UMA MULHER É UMA MULHER - GODARD

Quando John Lennon encontrou Yoko ele perdeu toda sua leveza. Quando Godard perdeu Anna Karina tudo de colorido e vivo que ele tinha se foi. O filme "UMA MULHER É UMA MULHER" é um poema de cores fortes, música sinfonica, amor simples, livros e filosofia. O filme é homenagem a Anna, a mulher que é uma mulher, a mais bela das mulheres.
Godard irrita aqueles que vêm um filme para serem iludidos. Em seus filmes você jamais irá acreditar que o que está na tela é real. Marianne é todo o tempo Anna Karina e Emile é Brialy. A emoção nascerá de vermos Anna na tela, de olharmos o que Godard faz em 80 minutos, do que Belmondo é. Esse tipo de cinema existe apenas pelo mundo do cinema. Ele não quer ser mundo real, não quer nos iludir. Você vê um filme.
Marianne é artista de strip-tease ( o filme nada tem de erótico ) e quer ter um filho. Ela tem dois namorados. Briga com um e é amiga do outro. Mas nada disso importa. O que nos fascina é o som do filme. Godard brinca com o som da rua, com a trilha sonora que sempre entra na hora errada. Ele brinca com os diálogos que são artificiais. Tudo o que o anti-Godardiano chama de irritante é exatamente aquilo que o Godardiano ama.
O filme é Anna Karina. Por todo o tempo nós a amamos. Ela faz caretas para a câmera, chora, rí, grita, posa, dança, frita um ovo, canta, dorme, discute, anda pela rua, se veste, beija, brinca. O filme é uma homenagem a amada. O filme é retrato de amor. E o amor é uma mulher. E ela é amada por ser uma mulher. E uma mulher é uma mulher. E Anna é essa mulher.
A alegria do amor descoberto resplandece por todo o filme. Tudo nele é alegria. Mesmo as brigas são felizes. As cores são vibrantes, as citações intelectuais são brincadeiras, as ruas parecem sorrir. Os figurantes flutuam na tela. Raros filmes demonstraram tão nitidamente a sensação do amor que nasce. O filme é absolutamente jovem.
Mas não procure nele a poesia da lágrima ou o envolvimento visceral com a vida de Marianne. Não. O que há é Anna, Jean e Belmondo. O que se vê é um diretor genial em seu auge brincando com o cinema. Uma mulher fascinante em technicolor. A emoção vem da consciencia desse trabalho.

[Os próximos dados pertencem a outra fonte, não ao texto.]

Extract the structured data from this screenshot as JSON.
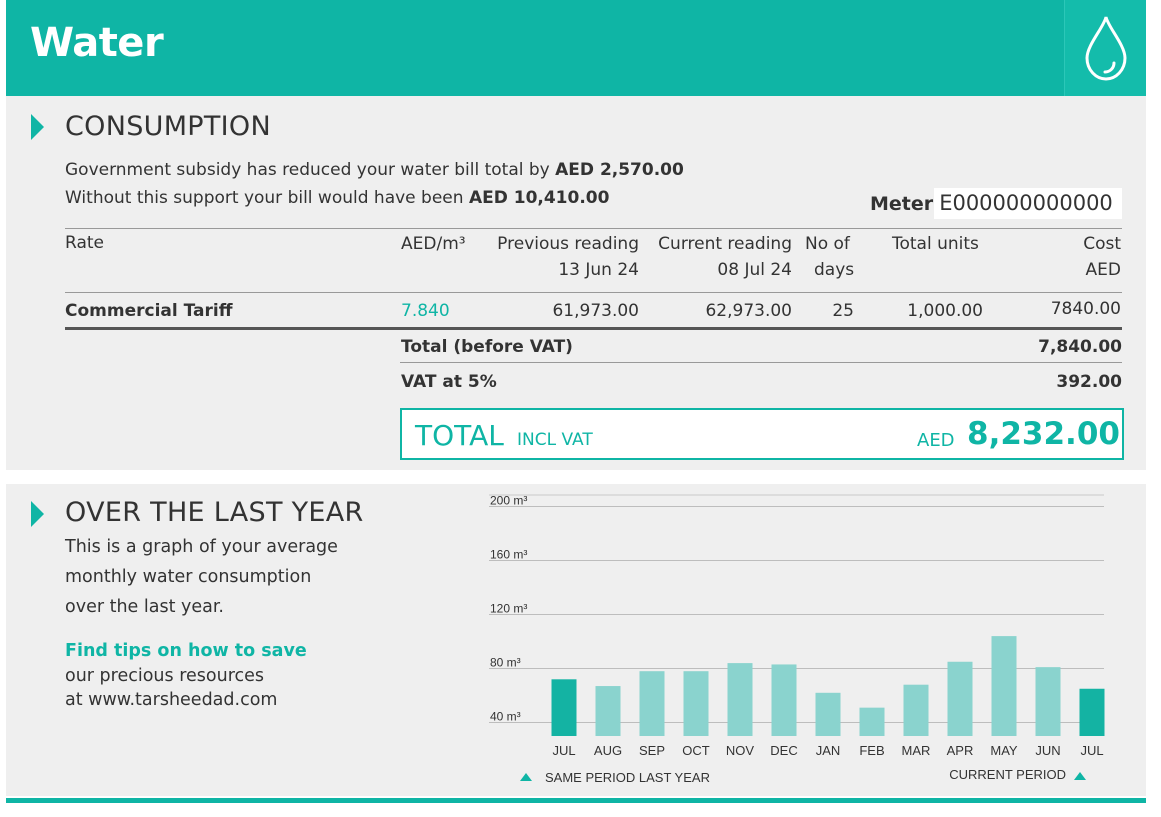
{
  "header": {
    "title": "Water",
    "icon": "water-drop-icon"
  },
  "consumption": {
    "title": "CONSUMPTION",
    "subsidy_line1_prefix": "Government subsidy has reduced your water bill total by ",
    "subsidy_amount": "AED 2,570.00",
    "subsidy_line2_prefix": "Without this support your bill would have been ",
    "without_amount": "AED 10,410.00",
    "meter_label": "Meter",
    "meter_value": "E000000000000",
    "columns": {
      "rate": "Rate",
      "aed_m3": "AED/m³",
      "previous_reading": "Previous reading",
      "previous_date": "13 Jun 24",
      "current_reading": "Current reading",
      "current_date": "08 Jul 24",
      "no_of": "No of",
      "days": "days",
      "total_units": "Total units",
      "cost": "Cost",
      "cost_unit": "AED"
    },
    "row": {
      "rate": "Commercial Tariff",
      "aed_m3": "7.840",
      "previous": "61,973.00",
      "current": "62,973.00",
      "days": "25",
      "units": "1,000.00",
      "cost": "7840.00"
    },
    "total_before_vat_label": "Total (before VAT)",
    "total_before_vat": "7,840.00",
    "vat_label": "VAT at 5%",
    "vat": "392.00",
    "total_label": "TOTAL",
    "total_incl": "INCL VAT",
    "total_currency": "AED",
    "total_amount": "8,232.00"
  },
  "last_year": {
    "title": "OVER THE LAST YEAR",
    "desc1": "This is a graph of your average",
    "desc2": "monthly water consumption",
    "desc3": "over the last year.",
    "tips_link": "Find tips on how to save",
    "tips2": "our precious resources",
    "tips3": "at www.tarsheedad.com"
  },
  "colors": {
    "teal": "#0fb5a5",
    "bar_light": "#8ad3ce",
    "bar_dark": "#14b3a3"
  },
  "chart_data": {
    "type": "bar",
    "title": "",
    "xlabel": "",
    "ylabel": "",
    "unit": "m³",
    "ylim": [
      30,
      210
    ],
    "yticks": [
      40,
      80,
      120,
      160,
      200
    ],
    "ytick_labels": [
      "40 m³",
      "80 m³",
      "120 m³",
      "160 m³",
      "200 m³"
    ],
    "categories": [
      "JUL",
      "AUG",
      "SEP",
      "OCT",
      "NOV",
      "DEC",
      "JAN",
      "FEB",
      "MAR",
      "APR",
      "MAY",
      "JUN",
      "JUL"
    ],
    "values": [
      72,
      67,
      78,
      78,
      84,
      83,
      62,
      51,
      68,
      85,
      104,
      81,
      65
    ],
    "highlight": [
      "same-period",
      "",
      "",
      "",
      "",
      "",
      "",
      "",
      "",
      "",
      "",
      "",
      "current"
    ],
    "legend": {
      "same_period": "SAME PERIOD LAST YEAR",
      "current": "CURRENT PERIOD"
    }
  }
}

Godard é influência subterrânea no cinema de hoje porque todo bom diretor atual brinca com a tela. Dos Coen a Tarantino, de Woody Allen a Todd Haynes ( as excessões são Clint e Almodovar. Nada têm de Godard ). Todos eles nos mostram um mundo que só existe na tela, todos brincam com diálogos, cores, citações e performances, todos têm a tal "alegria de filmar". Jean Luc ensinou que uma câmera é um brinquedo. ( Lição tomada de Welles ). Godard falou que o único mundo do cinema é o próprio cinema. E nos disse : isto é apenas um filme.
UMA MULHER É UMA MULHER é absolutamente delicioso.